Jenis insentif terakhir adalah dana Proyek Pemerintah Daerah dan Desentralisasi (P2D2). Insentif P2D2 diberikan sebesar maksimal 10 persen dari nilai verifikasi keluaran BPKP atas pelaksanaan DAK infrastruktur bidang jalan, irigasi, dan air minum, di daerah percontohan P2D2. Daerah percontohan P2D2 meliputi pemda provinsi/kabupaten/kota di lima provinsi, yaitu Jambi, Jawa Timur, Kalimantan Tengah, Sulawesi Barat, dan Maluku Utara. Kebijakan P2D2 dilaksanakan berdasarkan perjanjian utang dengan Bank Dunia. Dalam rangka pelaksanaan P2D2 telah dikembangkan suatu mekanisme monitoring DAK berbasis sistem informasi dan teknologi (IT) yang diberi nama Web-based Monitoring System (WBRS).

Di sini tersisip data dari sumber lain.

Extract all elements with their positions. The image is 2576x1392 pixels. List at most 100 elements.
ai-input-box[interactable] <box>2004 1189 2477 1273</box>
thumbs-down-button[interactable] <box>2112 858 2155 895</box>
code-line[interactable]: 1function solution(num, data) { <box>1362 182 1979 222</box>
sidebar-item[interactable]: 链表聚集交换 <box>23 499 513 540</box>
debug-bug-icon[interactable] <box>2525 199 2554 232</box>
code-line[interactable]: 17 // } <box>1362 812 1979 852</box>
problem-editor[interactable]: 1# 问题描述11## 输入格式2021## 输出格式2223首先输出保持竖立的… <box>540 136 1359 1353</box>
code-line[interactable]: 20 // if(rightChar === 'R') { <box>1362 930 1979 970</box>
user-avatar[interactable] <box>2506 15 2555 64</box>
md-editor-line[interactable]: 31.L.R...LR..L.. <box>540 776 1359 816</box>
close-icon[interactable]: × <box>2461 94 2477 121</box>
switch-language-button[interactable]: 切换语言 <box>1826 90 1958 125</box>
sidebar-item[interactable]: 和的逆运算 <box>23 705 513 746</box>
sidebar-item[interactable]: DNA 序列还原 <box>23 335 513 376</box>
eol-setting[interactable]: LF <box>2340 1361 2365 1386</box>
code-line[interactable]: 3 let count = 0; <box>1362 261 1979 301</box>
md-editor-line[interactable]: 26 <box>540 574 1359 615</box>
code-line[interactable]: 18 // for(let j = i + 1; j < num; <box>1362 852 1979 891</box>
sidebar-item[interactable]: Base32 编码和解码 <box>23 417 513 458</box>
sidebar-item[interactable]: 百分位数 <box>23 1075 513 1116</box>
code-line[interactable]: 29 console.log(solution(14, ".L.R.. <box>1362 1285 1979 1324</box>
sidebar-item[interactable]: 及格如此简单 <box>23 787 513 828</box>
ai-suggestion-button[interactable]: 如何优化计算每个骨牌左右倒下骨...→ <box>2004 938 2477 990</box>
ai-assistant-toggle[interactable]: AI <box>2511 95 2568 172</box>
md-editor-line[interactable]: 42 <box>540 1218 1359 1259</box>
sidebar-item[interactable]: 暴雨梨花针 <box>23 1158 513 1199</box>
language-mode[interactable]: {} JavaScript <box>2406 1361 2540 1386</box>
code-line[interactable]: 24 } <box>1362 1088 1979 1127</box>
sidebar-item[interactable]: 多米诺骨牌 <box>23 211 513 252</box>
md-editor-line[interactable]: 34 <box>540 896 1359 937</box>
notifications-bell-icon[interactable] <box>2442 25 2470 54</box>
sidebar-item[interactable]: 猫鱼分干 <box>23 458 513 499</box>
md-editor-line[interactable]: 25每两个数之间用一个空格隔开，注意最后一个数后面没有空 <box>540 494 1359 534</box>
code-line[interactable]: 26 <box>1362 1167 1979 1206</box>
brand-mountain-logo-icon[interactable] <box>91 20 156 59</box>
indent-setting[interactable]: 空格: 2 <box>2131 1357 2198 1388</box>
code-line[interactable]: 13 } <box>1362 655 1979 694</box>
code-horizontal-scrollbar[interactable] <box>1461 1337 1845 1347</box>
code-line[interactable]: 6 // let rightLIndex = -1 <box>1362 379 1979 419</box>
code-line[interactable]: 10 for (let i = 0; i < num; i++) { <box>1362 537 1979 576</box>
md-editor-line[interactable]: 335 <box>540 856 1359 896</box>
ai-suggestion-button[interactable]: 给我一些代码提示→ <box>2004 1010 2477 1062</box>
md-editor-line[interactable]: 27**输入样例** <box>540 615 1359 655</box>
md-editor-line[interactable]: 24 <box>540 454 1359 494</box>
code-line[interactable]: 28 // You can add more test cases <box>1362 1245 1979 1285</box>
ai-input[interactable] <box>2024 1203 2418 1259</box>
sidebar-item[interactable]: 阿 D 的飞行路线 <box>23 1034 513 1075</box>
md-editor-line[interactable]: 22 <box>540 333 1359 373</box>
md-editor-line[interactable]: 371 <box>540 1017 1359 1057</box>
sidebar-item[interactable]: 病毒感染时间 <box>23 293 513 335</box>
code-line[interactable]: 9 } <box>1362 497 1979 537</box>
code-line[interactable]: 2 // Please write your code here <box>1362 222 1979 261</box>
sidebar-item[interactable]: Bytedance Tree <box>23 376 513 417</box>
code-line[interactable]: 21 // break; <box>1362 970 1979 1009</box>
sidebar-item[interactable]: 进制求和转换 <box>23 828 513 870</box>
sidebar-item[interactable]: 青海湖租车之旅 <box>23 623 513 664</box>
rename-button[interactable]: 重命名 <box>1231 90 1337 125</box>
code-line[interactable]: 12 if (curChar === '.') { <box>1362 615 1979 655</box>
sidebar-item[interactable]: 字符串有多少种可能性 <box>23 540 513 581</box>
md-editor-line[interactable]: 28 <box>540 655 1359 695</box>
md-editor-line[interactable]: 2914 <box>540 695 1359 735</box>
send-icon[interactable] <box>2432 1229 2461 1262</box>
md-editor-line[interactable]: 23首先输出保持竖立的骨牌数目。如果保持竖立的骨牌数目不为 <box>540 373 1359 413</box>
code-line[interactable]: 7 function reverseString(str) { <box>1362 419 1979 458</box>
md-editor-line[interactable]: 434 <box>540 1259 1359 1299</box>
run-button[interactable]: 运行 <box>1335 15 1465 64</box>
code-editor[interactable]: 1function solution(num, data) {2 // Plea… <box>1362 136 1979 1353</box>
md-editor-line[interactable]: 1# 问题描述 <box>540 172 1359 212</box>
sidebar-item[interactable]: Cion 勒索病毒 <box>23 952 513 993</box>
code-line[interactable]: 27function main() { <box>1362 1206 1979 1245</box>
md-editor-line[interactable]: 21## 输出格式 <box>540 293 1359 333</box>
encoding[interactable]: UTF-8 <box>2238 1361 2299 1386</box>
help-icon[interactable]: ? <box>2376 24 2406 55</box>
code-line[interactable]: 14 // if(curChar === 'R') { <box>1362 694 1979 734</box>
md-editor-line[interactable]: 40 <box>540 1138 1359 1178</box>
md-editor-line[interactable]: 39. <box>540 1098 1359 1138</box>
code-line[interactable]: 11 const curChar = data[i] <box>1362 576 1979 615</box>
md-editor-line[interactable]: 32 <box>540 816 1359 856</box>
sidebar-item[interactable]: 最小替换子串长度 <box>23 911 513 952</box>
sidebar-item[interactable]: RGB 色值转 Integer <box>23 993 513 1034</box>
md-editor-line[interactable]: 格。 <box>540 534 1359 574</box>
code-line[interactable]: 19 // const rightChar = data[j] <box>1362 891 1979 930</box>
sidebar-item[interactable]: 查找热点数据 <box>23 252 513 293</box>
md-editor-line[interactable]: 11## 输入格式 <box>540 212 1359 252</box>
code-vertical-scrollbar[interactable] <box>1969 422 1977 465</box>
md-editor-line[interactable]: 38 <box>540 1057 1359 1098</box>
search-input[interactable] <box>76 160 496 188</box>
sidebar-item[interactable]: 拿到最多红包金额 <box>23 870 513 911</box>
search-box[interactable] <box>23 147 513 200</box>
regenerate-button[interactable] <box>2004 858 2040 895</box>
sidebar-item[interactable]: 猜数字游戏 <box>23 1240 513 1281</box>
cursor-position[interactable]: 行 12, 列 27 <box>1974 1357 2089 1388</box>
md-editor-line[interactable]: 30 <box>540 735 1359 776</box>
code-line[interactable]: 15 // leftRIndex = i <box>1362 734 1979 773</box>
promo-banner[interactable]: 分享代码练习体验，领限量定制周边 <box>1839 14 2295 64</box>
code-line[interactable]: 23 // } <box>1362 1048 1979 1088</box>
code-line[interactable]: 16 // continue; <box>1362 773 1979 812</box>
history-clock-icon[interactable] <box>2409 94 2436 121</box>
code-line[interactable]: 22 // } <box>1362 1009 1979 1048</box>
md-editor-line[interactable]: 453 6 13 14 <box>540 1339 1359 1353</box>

Hasil evaluasi atas pelaksanaan P2D2 menunjukkan kebijakan ini belum terlalu efektif dalam mendorong pemda untuk melaksanakan DAK sesuai dengan yang diharapkan. Hal ini terlihat dari: (1) penggunaan pagu P2D2 tidak terlalu besar; dan (2) tingkat eligibilitas yang mampu diraih daerah percontohan dalam pelaksanaan DAK infrastruktur masih kurang memuaskan. Di samping itu sumber pendanaan P2D2 yang menggunakan utang menyebabkan proyek ini menjadi “mahal”. Namun demikian sistem monitoring yang digunakan dalam P2D2 telah mampu memberikan pengetahuan mengenai seberapa besar daerah mampu melaksanakan DAK dibandingkan dengan tujuan Pemerintah Pusat.

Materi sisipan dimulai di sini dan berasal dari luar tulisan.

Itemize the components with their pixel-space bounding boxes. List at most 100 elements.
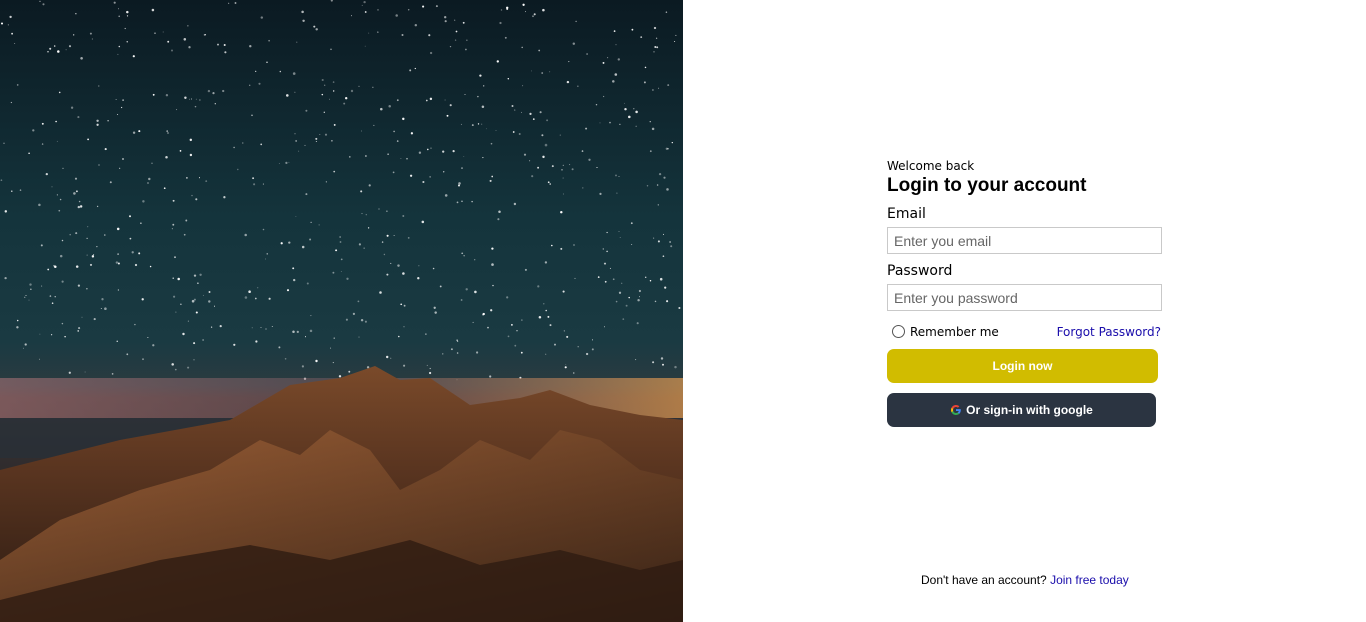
star bbox=[306, 282, 309, 285]
star bbox=[658, 172, 662, 176]
star bbox=[500, 9, 503, 11]
join-free-link[interactable]: Join free today bbox=[1050, 573, 1129, 587]
star bbox=[77, 116, 80, 119]
star bbox=[444, 16, 447, 19]
star bbox=[585, 127, 588, 130]
star bbox=[644, 276, 647, 279]
star bbox=[255, 340, 258, 343]
star bbox=[664, 286, 667, 289]
google-icon bbox=[951, 405, 961, 415]
star bbox=[678, 306, 681, 310]
star bbox=[429, 97, 433, 101]
star bbox=[280, 242, 283, 245]
star bbox=[7, 24, 9, 26]
star bbox=[234, 2, 237, 4]
star bbox=[532, 15, 534, 18]
star bbox=[571, 168, 574, 171]
star bbox=[630, 222, 633, 225]
star bbox=[504, 36, 507, 39]
star bbox=[285, 161, 288, 165]
star bbox=[210, 326, 213, 328]
remember-me-label[interactable]: Remember me bbox=[910, 325, 999, 339]
star bbox=[233, 343, 236, 346]
remember-row: Remember me Forgot Password? bbox=[887, 324, 1162, 340]
star bbox=[252, 177, 255, 180]
star bbox=[669, 241, 671, 243]
star bbox=[111, 373, 114, 375]
star bbox=[333, 170, 336, 173]
email-field[interactable] bbox=[887, 227, 1162, 254]
star bbox=[68, 45, 72, 48]
star bbox=[87, 226, 89, 228]
star bbox=[364, 45, 366, 47]
star bbox=[333, 337, 335, 339]
password-field[interactable] bbox=[887, 284, 1162, 311]
star bbox=[603, 326, 605, 328]
star bbox=[262, 183, 264, 185]
star bbox=[28, 299, 30, 301]
star bbox=[330, 48, 332, 51]
star bbox=[498, 210, 501, 214]
star bbox=[422, 5, 425, 8]
star bbox=[294, 133, 296, 135]
star bbox=[16, 326, 19, 329]
star bbox=[163, 187, 166, 190]
star bbox=[381, 241, 384, 243]
star bbox=[653, 51, 655, 53]
star bbox=[193, 359, 195, 361]
star bbox=[332, 362, 334, 364]
star bbox=[524, 268, 527, 271]
star bbox=[569, 164, 571, 166]
star bbox=[305, 193, 308, 196]
star bbox=[191, 299, 195, 303]
star bbox=[387, 153, 389, 155]
star bbox=[58, 91, 61, 94]
star bbox=[59, 254, 63, 258]
login-button[interactable]: Login now bbox=[887, 349, 1158, 383]
google-signin-button[interactable]: Or sign-in with google bbox=[887, 393, 1156, 427]
star bbox=[573, 244, 575, 246]
star bbox=[310, 221, 312, 224]
star bbox=[202, 294, 204, 296]
star bbox=[49, 295, 52, 297]
star bbox=[185, 219, 188, 222]
star bbox=[262, 228, 265, 231]
star bbox=[294, 91, 296, 93]
star bbox=[595, 103, 598, 106]
forgot-password-link[interactable]: Forgot Password? bbox=[1057, 325, 1161, 339]
star bbox=[657, 204, 659, 206]
star bbox=[86, 254, 88, 256]
star bbox=[77, 205, 81, 209]
star bbox=[75, 13, 77, 15]
star bbox=[138, 252, 141, 255]
star bbox=[456, 340, 459, 342]
remember-me-radio[interactable] bbox=[892, 325, 905, 338]
star bbox=[602, 95, 605, 98]
star bbox=[357, 300, 360, 303]
star bbox=[301, 10, 304, 14]
star bbox=[616, 192, 618, 194]
star bbox=[581, 150, 584, 152]
password-label: Password bbox=[887, 263, 953, 279]
star bbox=[292, 330, 295, 334]
signup-prompt: Don't have an account? bbox=[921, 573, 1047, 587]
star bbox=[122, 158, 124, 160]
star bbox=[547, 315, 550, 318]
star bbox=[70, 106, 74, 109]
star bbox=[265, 328, 267, 330]
star bbox=[260, 16, 264, 19]
star bbox=[409, 174, 413, 177]
star bbox=[541, 72, 544, 74]
star bbox=[41, 143, 44, 145]
star bbox=[50, 334, 53, 336]
star bbox=[253, 183, 256, 186]
star bbox=[124, 27, 126, 30]
star bbox=[481, 105, 485, 109]
star bbox=[622, 318, 625, 320]
star bbox=[422, 180, 425, 184]
star bbox=[213, 305, 216, 307]
star bbox=[360, 190, 363, 193]
star bbox=[41, 122, 44, 125]
star bbox=[409, 69, 412, 72]
star bbox=[456, 201, 459, 204]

Berdasarkan hasil evaluasi tersebut, diusulkan beberapa rekomendasi perbaikan kebijakan desentralisasi fiskal sebagai berikut:
ü Penilaian terhadap kinerja keuangan sebaiknya lebih mendalam dapat menjangkau penilaian terhadap tingkat penyerapan belanja, kesehatan fiskal daerah, dan kepatuhan daerah dalam mengelola keuangan daerah.
ü Indikator IPM dalam penilaian kinerja pendidikan diganti dengan rata-rata lama sekolah.
Skema P2D2 terus dilaksanakan untuk lebih banyak bidang DAK dan lebih banyak daerah percontohan dengan pembiayaan dari rupiah murni.
Pandangan dan pendapat yang dikemukakan dalam artikel ini adalah dari penulis dan tidak mencerminkan kebijakan resmi dari Badan Kebijakan Fiskal, Kementerian Keuangan, Republik Indonesia.
The views and opinions expressed in this article are those of the authors and do not necessarily reflect the official policy from Fiscal Policy Agency, Ministry of Finance, Republic of Indonesia.